U.S. President-elect Joe Biden introduced Connecticut education commissioner Miguel Cardona as his education secretary nominee on Wednesday, touting him as a strong advocate of public schools who can lead the agency through struggles to educate students safely during the ongoing coronavirus crisis.
“We can do it if we give school districts, communities and states the clear guidance and resources that aren’t already in their tight budgets,” Biden said Wednesday in Wilmington, Delaware.
Biden said educating students safely “requires someone who understands the need to prevent the pandemic from further exacerbating the inequities in our education system.”
The 45-year-old Cardona, who would be the first Latino to serve as education secretary if confirmed by the Senate, was appointed as Connecticut’s education chief just months before the COVID-19 pandemic broke out in March.
Cardona embraced remote learning by quickly delivering more than 100,000 laptops to students across the state, but has since increasingly pushed for schools to reopen, saying continued remote learning was harmful to students.
Biden’s choice of Cardona delivers on his commitment to nominate someone with public education experience who contrasts sharply with current Education Secretary Betsy DeVos.

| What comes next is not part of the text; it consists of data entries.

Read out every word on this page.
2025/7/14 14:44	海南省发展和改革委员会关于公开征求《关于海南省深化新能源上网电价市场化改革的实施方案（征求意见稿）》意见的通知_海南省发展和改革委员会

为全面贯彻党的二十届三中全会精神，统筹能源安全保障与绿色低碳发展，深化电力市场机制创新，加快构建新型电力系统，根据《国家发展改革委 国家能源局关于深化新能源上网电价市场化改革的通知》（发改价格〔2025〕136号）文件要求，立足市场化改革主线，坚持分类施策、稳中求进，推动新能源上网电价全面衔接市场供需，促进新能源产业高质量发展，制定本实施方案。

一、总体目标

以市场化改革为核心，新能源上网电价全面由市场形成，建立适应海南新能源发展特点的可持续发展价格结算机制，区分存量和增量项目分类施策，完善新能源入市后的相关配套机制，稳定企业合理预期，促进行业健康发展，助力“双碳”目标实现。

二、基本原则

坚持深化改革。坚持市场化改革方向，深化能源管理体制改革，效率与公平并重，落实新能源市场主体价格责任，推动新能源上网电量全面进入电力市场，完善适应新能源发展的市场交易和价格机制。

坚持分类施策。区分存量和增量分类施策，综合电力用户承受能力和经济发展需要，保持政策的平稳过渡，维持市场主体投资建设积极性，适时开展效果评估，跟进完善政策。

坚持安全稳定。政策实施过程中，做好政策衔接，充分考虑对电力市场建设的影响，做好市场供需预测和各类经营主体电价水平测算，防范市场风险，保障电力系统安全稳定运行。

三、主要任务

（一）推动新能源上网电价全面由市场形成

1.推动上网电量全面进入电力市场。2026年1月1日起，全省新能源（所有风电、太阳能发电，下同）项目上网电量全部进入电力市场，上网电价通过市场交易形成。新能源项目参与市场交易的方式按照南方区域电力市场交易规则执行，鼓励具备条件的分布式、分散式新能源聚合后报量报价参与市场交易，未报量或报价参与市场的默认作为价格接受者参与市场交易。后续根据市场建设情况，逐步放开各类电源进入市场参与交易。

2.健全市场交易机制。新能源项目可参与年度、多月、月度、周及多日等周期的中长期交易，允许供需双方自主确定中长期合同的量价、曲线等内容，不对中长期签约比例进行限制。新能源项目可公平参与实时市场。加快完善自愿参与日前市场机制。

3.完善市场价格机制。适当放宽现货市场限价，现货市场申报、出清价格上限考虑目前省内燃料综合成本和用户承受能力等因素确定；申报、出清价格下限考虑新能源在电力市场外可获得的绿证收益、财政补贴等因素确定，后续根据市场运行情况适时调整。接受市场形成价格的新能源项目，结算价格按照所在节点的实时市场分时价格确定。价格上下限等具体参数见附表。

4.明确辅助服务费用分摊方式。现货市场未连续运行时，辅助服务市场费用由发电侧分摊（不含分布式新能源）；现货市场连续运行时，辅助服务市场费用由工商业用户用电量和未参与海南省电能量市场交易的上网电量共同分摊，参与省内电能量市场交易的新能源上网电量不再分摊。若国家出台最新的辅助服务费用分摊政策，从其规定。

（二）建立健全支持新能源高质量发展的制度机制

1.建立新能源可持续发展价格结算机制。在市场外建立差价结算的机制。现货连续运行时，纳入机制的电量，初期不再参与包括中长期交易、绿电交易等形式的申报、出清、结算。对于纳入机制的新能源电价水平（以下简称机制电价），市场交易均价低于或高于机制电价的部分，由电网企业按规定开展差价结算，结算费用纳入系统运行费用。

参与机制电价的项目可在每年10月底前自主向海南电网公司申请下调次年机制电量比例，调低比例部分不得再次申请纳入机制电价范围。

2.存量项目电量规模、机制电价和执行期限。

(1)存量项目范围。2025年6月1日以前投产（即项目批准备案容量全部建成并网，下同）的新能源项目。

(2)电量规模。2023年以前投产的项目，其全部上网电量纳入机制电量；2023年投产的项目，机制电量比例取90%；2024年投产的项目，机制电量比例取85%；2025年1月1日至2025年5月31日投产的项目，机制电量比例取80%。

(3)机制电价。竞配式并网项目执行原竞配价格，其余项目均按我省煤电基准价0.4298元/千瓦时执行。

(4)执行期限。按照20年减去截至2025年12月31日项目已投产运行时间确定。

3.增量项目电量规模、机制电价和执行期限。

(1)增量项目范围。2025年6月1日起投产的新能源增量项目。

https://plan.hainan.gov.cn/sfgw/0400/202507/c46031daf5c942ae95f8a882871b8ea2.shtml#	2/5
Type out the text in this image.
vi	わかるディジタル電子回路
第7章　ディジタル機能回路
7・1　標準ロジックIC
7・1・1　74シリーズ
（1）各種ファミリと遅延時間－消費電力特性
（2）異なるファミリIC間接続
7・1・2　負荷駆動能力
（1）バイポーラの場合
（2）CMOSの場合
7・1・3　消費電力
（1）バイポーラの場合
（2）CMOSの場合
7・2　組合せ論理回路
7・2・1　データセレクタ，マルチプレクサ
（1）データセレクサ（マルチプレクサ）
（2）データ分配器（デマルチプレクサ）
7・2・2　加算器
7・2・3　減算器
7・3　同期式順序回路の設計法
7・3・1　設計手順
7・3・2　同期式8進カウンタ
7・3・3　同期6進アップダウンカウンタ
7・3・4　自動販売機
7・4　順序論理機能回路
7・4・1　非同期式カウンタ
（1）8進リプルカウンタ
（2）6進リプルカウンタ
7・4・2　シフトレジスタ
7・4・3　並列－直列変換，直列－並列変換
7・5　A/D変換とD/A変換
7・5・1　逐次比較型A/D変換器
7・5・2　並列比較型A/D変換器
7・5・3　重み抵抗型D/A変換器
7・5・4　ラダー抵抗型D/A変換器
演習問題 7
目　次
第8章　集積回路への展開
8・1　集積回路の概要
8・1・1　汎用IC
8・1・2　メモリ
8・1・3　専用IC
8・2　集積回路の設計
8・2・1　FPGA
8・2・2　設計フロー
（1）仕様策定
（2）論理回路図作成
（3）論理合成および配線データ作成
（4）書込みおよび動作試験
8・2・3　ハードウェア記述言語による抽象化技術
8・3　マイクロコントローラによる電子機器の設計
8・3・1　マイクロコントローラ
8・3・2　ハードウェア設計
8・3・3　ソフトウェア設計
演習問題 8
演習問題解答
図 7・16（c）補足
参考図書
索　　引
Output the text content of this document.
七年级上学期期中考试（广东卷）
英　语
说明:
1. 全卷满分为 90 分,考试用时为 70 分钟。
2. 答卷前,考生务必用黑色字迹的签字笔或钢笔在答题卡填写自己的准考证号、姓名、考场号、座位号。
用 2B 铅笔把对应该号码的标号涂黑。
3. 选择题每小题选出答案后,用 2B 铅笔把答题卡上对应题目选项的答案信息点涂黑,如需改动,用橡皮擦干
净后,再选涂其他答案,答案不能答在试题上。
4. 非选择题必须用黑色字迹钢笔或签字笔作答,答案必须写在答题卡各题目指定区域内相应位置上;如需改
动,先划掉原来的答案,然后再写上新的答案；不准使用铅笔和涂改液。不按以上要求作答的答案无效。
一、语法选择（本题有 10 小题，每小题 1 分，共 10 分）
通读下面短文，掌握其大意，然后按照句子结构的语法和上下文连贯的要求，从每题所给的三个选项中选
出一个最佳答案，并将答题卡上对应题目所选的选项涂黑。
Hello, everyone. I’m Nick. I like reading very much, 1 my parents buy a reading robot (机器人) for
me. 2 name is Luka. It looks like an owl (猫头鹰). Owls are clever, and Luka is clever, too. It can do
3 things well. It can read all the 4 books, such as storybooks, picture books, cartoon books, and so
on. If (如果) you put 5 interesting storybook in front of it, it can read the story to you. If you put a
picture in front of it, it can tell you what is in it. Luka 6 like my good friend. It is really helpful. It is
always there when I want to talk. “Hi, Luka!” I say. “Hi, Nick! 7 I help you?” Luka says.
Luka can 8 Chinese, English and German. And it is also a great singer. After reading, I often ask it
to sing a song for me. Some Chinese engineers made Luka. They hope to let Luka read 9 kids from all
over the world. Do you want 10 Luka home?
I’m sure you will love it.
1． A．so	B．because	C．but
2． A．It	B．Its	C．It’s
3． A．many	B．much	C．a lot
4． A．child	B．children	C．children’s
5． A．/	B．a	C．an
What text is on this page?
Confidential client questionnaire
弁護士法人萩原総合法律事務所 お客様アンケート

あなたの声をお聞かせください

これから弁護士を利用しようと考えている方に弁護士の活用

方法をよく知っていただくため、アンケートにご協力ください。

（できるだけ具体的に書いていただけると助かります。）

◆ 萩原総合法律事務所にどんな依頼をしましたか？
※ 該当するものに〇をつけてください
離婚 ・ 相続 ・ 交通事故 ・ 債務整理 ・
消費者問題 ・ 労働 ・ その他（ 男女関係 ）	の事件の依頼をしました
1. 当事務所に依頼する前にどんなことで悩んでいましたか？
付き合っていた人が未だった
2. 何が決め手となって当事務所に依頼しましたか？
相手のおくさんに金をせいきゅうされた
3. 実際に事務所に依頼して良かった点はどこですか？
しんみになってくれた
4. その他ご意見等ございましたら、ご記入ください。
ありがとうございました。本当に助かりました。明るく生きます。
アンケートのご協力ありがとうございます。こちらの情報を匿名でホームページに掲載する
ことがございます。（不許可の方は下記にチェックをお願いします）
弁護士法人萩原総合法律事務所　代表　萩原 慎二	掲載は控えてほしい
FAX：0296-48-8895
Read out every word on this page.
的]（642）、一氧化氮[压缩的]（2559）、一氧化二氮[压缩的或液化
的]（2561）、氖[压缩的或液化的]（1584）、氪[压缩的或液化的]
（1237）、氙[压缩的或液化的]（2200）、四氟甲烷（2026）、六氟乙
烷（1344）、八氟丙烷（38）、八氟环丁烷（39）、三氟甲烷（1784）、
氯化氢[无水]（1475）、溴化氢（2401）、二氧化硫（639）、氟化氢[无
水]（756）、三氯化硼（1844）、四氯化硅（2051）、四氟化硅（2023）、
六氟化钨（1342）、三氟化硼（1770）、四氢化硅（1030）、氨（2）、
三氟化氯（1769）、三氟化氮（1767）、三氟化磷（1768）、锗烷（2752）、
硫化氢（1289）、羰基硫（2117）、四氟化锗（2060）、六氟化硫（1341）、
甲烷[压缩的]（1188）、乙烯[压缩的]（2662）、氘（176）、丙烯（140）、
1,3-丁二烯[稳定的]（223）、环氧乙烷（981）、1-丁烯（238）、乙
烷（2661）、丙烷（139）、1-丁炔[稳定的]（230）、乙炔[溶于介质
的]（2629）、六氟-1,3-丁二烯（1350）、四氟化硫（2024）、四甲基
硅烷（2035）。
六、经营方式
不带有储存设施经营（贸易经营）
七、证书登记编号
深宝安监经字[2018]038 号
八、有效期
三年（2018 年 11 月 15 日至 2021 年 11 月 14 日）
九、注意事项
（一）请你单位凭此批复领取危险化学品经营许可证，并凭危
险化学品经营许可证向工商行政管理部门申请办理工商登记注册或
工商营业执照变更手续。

Unlike DeVos, a school choice proponent whom Biden maintains is an opponent of public schools, Cardona is a product of them, beginning in kindergarten when he was unable to speak English.
The grandson of immigrants, Cardona was raised in a housing project in Meriden, Connecticut, and was educated in the city’s public schools before returning to work as an elementary school teacher in the district in 1998. He eventually worked his way up to assistant superintendent of the district.
Speaking to reporters, sometimes in Spanish, Cardona said his bicultural upbringing gives him keen insight into how to resolve the nation’s education inequalities.
“I, being bilingual and bicultural, am as American as apple pie and rice and beans,” Cardona said.
“I know how challenging this year has been for students, for educators and for parents. I’ve lived those challenges alongside millions of American families,” Cardona added. “It’s taken some of our most painful longstanding disparities and wrenched them open even wider.”
Cardona said his first priority will be to expand in-person learning nationwide. Biden has vowed to have most U.S. schools reopened within his first 100 days in office.
Biden said his administration will develop new federal guidelines on school opening decisions and launch a “large-scale” effort to identify and share the best methods to teach students during a pandemic.